Swedish Sardine

In the wake of Barack Obama’s visit to my native Sweden this week, the news broke that Swedish defense signal intelligence agency FRA collaborate with the NSA (and supposedly as a part of PRISM) to monitor traffic in the Baltic Sea underwater cables – code-name “Sardine” (of course it would have a code-name, these are secret agents after all). No wonder Sweden’s PM Reinfeldt was so hesitant to bring up PRISM during the visit (instead Danish PM Helle Thorning-Schmidt raised the issue over dinner, where the Nordic heads of state took part). FRA’s internet surveillance was controversial when it was first introduced in Sweden in 2008 and as a result put on a short leash: court approval is required for all monitoring. This is in stark contrast to PRISM, which according to the media reports seems to have had a much larger scope – to the extent that Obama suggested tighter rules may be necessary at the press conference in Stockholm.

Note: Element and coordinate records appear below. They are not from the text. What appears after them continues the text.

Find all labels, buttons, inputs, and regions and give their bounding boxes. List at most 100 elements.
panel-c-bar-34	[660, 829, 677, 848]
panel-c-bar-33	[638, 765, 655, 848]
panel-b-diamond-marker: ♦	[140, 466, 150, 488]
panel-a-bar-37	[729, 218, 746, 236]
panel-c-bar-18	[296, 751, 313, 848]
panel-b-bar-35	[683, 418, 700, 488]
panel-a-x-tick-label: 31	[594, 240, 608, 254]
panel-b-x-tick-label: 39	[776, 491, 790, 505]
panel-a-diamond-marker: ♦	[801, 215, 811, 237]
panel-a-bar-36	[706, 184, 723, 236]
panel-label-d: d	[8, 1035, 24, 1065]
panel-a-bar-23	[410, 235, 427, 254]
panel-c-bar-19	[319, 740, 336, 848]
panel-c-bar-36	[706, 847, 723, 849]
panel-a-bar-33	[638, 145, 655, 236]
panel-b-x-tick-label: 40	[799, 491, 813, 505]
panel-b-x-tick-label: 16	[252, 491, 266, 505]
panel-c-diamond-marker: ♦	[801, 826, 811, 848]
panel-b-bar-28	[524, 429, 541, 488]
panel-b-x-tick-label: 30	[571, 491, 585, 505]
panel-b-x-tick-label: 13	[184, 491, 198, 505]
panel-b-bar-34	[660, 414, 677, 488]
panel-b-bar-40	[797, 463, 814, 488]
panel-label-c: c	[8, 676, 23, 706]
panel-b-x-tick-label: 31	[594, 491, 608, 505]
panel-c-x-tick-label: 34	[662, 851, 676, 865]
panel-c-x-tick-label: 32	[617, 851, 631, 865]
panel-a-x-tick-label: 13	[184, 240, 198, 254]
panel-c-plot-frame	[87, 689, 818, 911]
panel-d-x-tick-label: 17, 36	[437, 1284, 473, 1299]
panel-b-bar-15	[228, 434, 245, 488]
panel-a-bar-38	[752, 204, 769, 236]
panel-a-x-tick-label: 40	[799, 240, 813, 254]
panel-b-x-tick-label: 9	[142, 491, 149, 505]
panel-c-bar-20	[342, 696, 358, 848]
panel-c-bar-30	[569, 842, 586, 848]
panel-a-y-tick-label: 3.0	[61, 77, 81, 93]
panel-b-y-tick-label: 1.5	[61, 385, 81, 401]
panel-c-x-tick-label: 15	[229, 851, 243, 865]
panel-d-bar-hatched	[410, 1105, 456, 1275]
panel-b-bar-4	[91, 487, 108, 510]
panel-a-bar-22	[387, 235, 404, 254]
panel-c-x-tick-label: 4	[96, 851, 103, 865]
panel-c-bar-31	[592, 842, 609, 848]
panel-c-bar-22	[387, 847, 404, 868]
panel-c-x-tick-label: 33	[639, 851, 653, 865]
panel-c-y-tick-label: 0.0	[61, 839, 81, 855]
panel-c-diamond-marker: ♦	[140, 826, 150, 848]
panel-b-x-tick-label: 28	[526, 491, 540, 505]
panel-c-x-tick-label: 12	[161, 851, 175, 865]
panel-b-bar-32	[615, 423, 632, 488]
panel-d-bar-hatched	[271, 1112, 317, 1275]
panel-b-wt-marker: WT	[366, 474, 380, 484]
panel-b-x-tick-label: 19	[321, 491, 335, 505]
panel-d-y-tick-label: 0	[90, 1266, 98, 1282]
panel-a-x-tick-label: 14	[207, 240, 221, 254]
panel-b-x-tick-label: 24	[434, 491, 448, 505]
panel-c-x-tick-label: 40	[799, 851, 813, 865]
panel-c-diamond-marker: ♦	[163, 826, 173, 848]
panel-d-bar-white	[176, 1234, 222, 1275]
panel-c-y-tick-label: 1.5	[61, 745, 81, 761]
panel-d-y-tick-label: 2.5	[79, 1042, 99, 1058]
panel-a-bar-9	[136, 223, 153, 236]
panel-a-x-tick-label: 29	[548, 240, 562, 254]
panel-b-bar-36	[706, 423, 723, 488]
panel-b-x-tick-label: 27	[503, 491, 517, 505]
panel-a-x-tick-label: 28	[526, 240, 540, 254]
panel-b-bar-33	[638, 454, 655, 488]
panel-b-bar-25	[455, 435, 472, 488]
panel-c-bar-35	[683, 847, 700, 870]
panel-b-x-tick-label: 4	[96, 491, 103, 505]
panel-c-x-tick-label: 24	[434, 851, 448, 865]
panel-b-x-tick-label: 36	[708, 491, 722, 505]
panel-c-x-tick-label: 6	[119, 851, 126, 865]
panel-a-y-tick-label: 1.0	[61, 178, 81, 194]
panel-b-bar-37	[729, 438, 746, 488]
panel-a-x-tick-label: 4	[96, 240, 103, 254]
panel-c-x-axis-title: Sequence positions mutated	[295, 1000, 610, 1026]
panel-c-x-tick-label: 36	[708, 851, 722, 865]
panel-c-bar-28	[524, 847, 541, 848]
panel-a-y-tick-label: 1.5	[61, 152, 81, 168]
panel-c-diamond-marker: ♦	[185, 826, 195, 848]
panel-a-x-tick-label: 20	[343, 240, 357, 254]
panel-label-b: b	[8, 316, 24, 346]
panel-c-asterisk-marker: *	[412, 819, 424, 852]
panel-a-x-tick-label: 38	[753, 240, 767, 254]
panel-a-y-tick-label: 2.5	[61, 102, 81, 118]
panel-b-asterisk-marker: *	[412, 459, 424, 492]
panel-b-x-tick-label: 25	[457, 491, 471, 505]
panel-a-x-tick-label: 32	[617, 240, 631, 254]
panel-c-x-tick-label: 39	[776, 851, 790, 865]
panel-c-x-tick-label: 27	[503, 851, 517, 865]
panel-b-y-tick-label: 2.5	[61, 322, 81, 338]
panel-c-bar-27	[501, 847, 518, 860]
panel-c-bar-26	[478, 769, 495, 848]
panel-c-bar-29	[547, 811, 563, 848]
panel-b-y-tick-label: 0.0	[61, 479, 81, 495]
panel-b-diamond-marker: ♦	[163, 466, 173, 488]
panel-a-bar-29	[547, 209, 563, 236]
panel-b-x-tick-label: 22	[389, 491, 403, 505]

The question remains, though: the wars of tomorrow will be online to a large extent and defense agencies need to adjust.  But no state would ever give the military carte blanche license to achieve its objectives, rather its responsibility and chain-of-command is strictly regulated and always under democratic control (the opposite is a military state, with the current situation in Egypt being a nightmare example). The same should apply to cyber-defense: transparent rules with strong limitations. That actually sounds like a good recipe for most things relating to the online society. The take-away from other areas is crystal clear: just because tech makes something possible does not mean it should be done.